Despite treatment, Coats disease in general is progressive in its nature and the result of advanced stages is usually blindness of the affected eye [20]. In Saudi Arabia, the above-mentioned clinical series demonstrated an enucleation rate of 13% out of the 97 eyes with indications that closely resemble those found in our series [7]. The histopathological findings in our enucleated globes clearly demonstrated the late sequelae of the disease.

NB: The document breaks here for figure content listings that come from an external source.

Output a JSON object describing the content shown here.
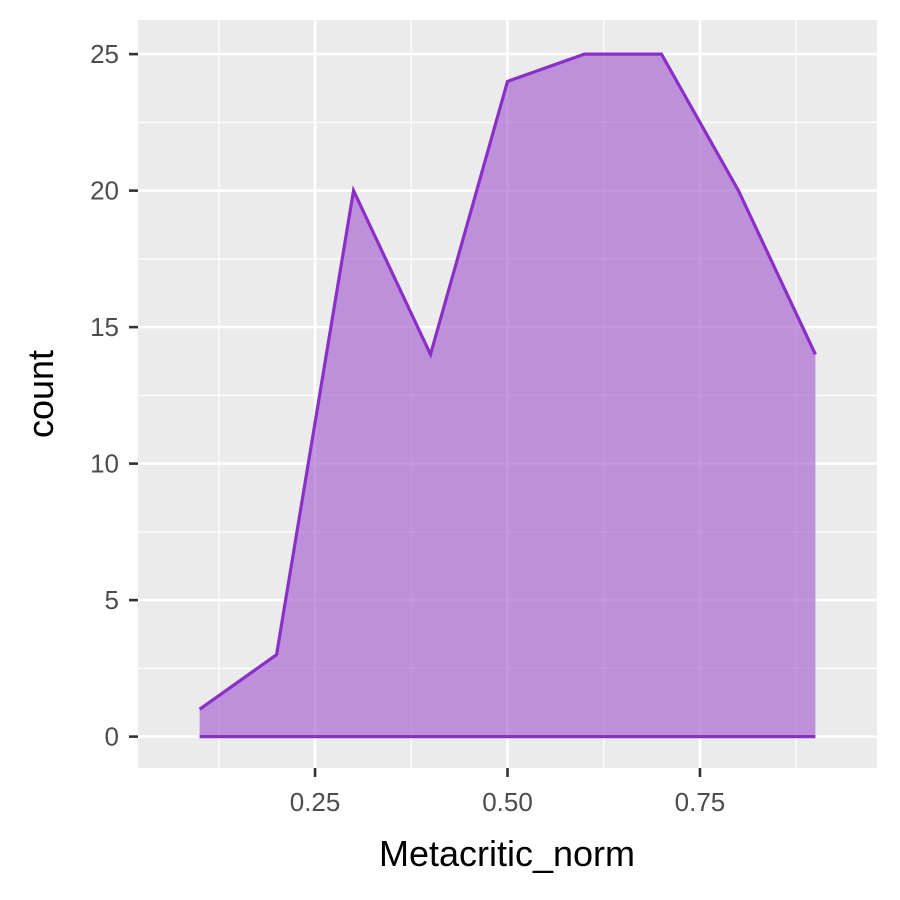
{
  "chart_data": {
    "type": "area",
    "title": "",
    "xlabel": "Metacritic_norm",
    "ylabel": "count",
    "x": [
      0.1,
      0.2,
      0.3,
      0.4,
      0.5,
      0.6,
      0.7,
      0.8,
      0.9
    ],
    "series": [
      {
        "values": [
          1,
          3,
          20,
          14,
          24,
          25,
          25,
          20,
          14
        ]
      }
    ],
    "xlim": [
      0.02,
      0.98
    ],
    "ylim": [
      -1.15,
      26.25
    ],
    "xticks": [
      0.25,
      0.5,
      0.75
    ],
    "xtick_labels": [
      "0.25",
      "0.50",
      "0.75"
    ],
    "yticks": [
      0,
      5,
      10,
      15,
      20,
      25
    ],
    "ytick_labels": [
      "0",
      "5",
      "10",
      "15",
      "20",
      "25"
    ],
    "grid": true,
    "legend": "none",
    "colors": {
      "panel_background": "#ebebeb",
      "grid": "#ffffff",
      "line": "#8b2fc9",
      "fill": "#a65fd1",
      "fill_opacity": 0.65
    }
  }
}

Limitations to our study include the small number of cases owing to the rarity of this condition, and the inclusion criteria used that might not be totally representative of the clinical spectrum of the disease in Saudi Arabis but rather the complicated cases that unfortunately ended up by enucleation. Despite these limitations, the tissue findings in our series clearly demonstrate the extent of changes that can occur as a natural process of this disease due to the development of neovascular glaucoma and inflammation. Also, our collected data that were summarized and analyzed in our review have yielded useful conclusions that correlate with the literature and highlight the need of early and accurate diagnosis to minimize the risk of avoidable enucleation, and misdiagnosis in the pediatric population.

5 Conclusions

Coats disease is a rare, and visually disabling disease that is predominantly unilateral, presents at wide age range but favors the young, and has a strong male predilection of 81%. Shields staging of Coats is highly recommended to be followed clinically to unify the pathways for treatment and to correlate the anticipated outcomes. More than half the cases present at stage 3 of the disease followed by stage 2 in about one third of cases, mostly with decreased vision. Early identification and conservative treatments may allow globe salvage to preserve vision. Despite the currently advanced diagnostic modalities, instances of eyes being enucleated with a suspected diagnosis of retinoblastoma remains prevalent and concerning. In Saudi Arabia, we further evidence that the disease presents at a younger age, which tends to be more advanced at the time of diagnosis with relatively poor vision. The natural pathological history of such these early cases shows neovascular glaucoma, reduced visual function, and the peculiar histopathological changes observed within the ocular structures. More than half of the enucleations were performed due to leukocoria and suspected retinoblastoma, necessitating a higher level of awareness of general ophthalmologists to the wide range of clinical presentations of Coats disease. We hope that both a higher level of suspicion, as well as a stronger ability to narrow the diagnosis will result in earlier and improved diagnostic accuracy, improved early management, and ultimately higher rates of globe salvage.